TORRINGTON – Charges against a woman who gave birth to a baby under the influence of methamphetamine were dropped after her defense attorney successfully argued the charging statute doesn’t consider a fetus a person until birth.
Barbara Stewart, of Torrington, is a free woman after her attorney, Charles MacDonald, cited holes in Wyoming statutes that don’t define a fetus as an unborn or preborn child, and that a person isn’t a mother until a live birth occurs.
Stewart gave birth to a child that was born under the influence of methamphetamine in August of 2019. She tested positive for the presence of meth, as did the child. She was charged with felony child abuse and delivery of methamphetamine to a minor - but, according to MacDonald, Stewart was not a mother when she ingested the drug, and the child wasn’t a person.
In the motion to dismiss the charges, MacDonald wrote that the charging statute doesn’t define the unborn child as a person.

“In count 1, the state alleges child abuse by the mother by taking or ingesting methamphetamine while she was pregnant,” the motion said. “The seminal issue in count 1 is if an unborn child, or a fetus, is a child for the purposes of the child endangerment statute.
“The statutory language contains the world ‘child,’ or ‘fetus,’ or ‘preborn’ but not the words ‘unborn child,’ or ‘fetus’ or ‘preborn’ or any other wording to denote anything other than a child who has been ‘delivered,’ ‘alive,’ and under the age of 18 years.”
And because the child had yet to be born, Stewart was not yet a mother.
“A person responsible for a child’s welfare which includes the child’s parent, noncustodial parent, guardian, custodian, step-parent, foster parent or other person, institution of agency having the physical custody or control of the child, until a female-type person has given live birth to a child. That is not the case here either,” he wrote.

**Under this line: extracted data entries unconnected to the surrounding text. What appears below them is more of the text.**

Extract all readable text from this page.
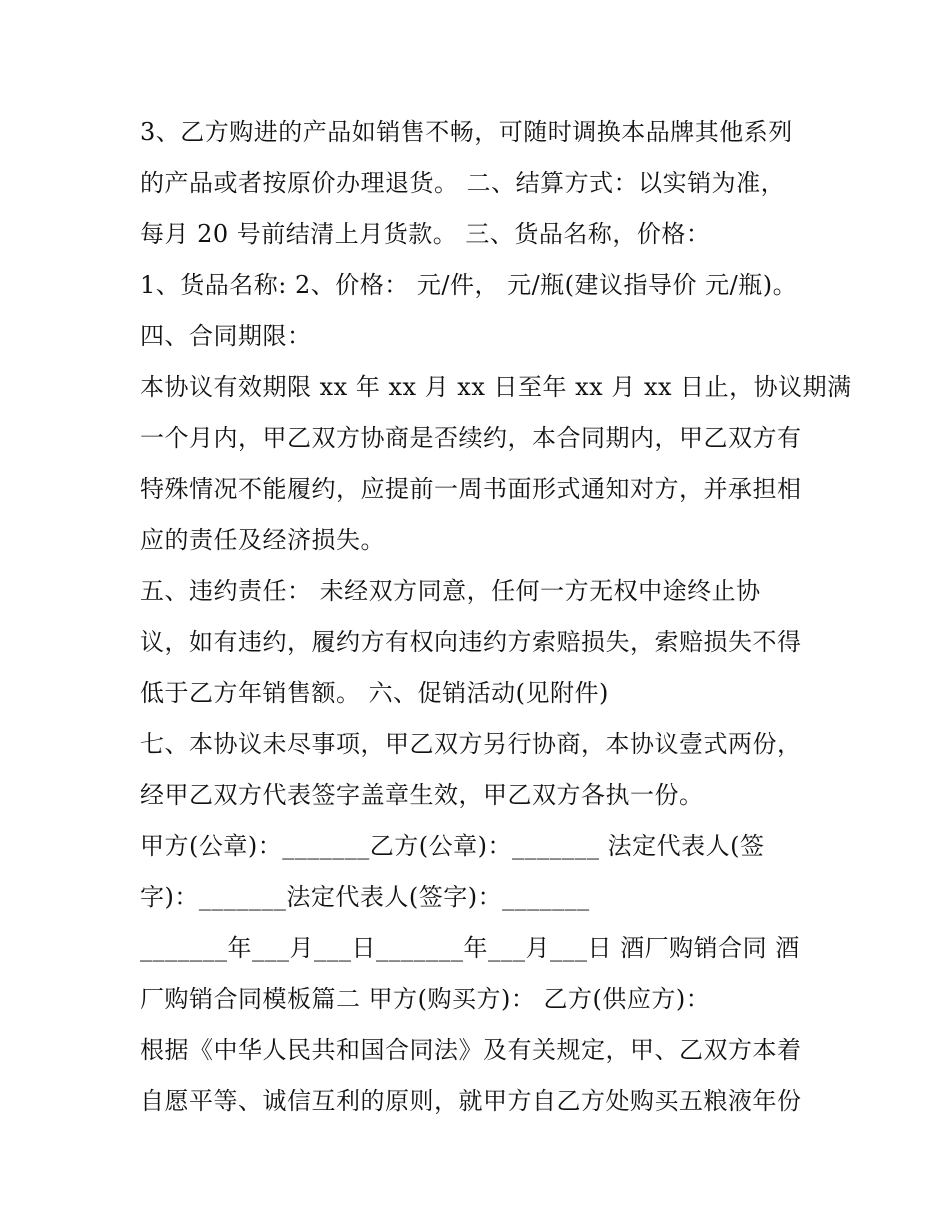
3、乙方购进的产品如销售不畅，可随时调换本品牌其他系列
的产品或者按原价办理退货。 二、结算方式：以实销为准，
每月 20 号前结清上月货款。 三、货品名称，价格：
1、货品名称: 2、价格： 元/件， 元/瓶(建议指导价 元/瓶)。
四、合同期限：
本协议有效期限 xx 年 xx 月 xx 日至年 xx 月 xx 日止，协议期满
一个月内，甲乙双方协商是否续约，本合同期内，甲乙双方有
特殊情况不能履约，应提前一周书面形式通知对方，并承担相
应的责任及经济损失。
五、违约责任： 未经双方同意，任何一方无权中途终止协
议，如有违约，履约方有权向违约方索赔损失，索赔损失不得
低于乙方年销售额。 六、促销活动(见附件)
七、本协议未尽事项，甲乙双方另行协商，本协议壹式两份，
经甲乙双方代表签字盖章生效，甲乙双方各执一份。
甲方(公章)：_______乙方(公章)：_______ 法定代表人(签
字)：_______法定代表人(签字)：_______
_______年___月___日_______年___月___日 酒厂购销合同 酒
厂购销合同模板篇二 甲方(购买方)： 乙方(供应方)：
根据《中华人民共和国合同法》及有关规定，甲、乙双方本着
自愿平等、诚信互利的原则，就甲方自乙方处购买五粮液年份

MacDonald also successfully moved to dismiss the delivery charge. The methamphetamine was delivered to the fetus through the umbilical cord, and Stewart didn’t have the knowledge or training to deliver the drug that way.
“Knowledge is an element of the offense of delivery, as the Wyoming Supreme Court has said: All that is required to constitute the completed crime is knowledge that one is dealing with a controlled substance, coupled with a complete delivery of that contraband,” he wrote.
“It is inherent. Knowledge of delivery in the case at bar would essentially require medical education, training and diagnostics that the Defendant simply doesn’t possess.”
The charges were dismissed on March 26.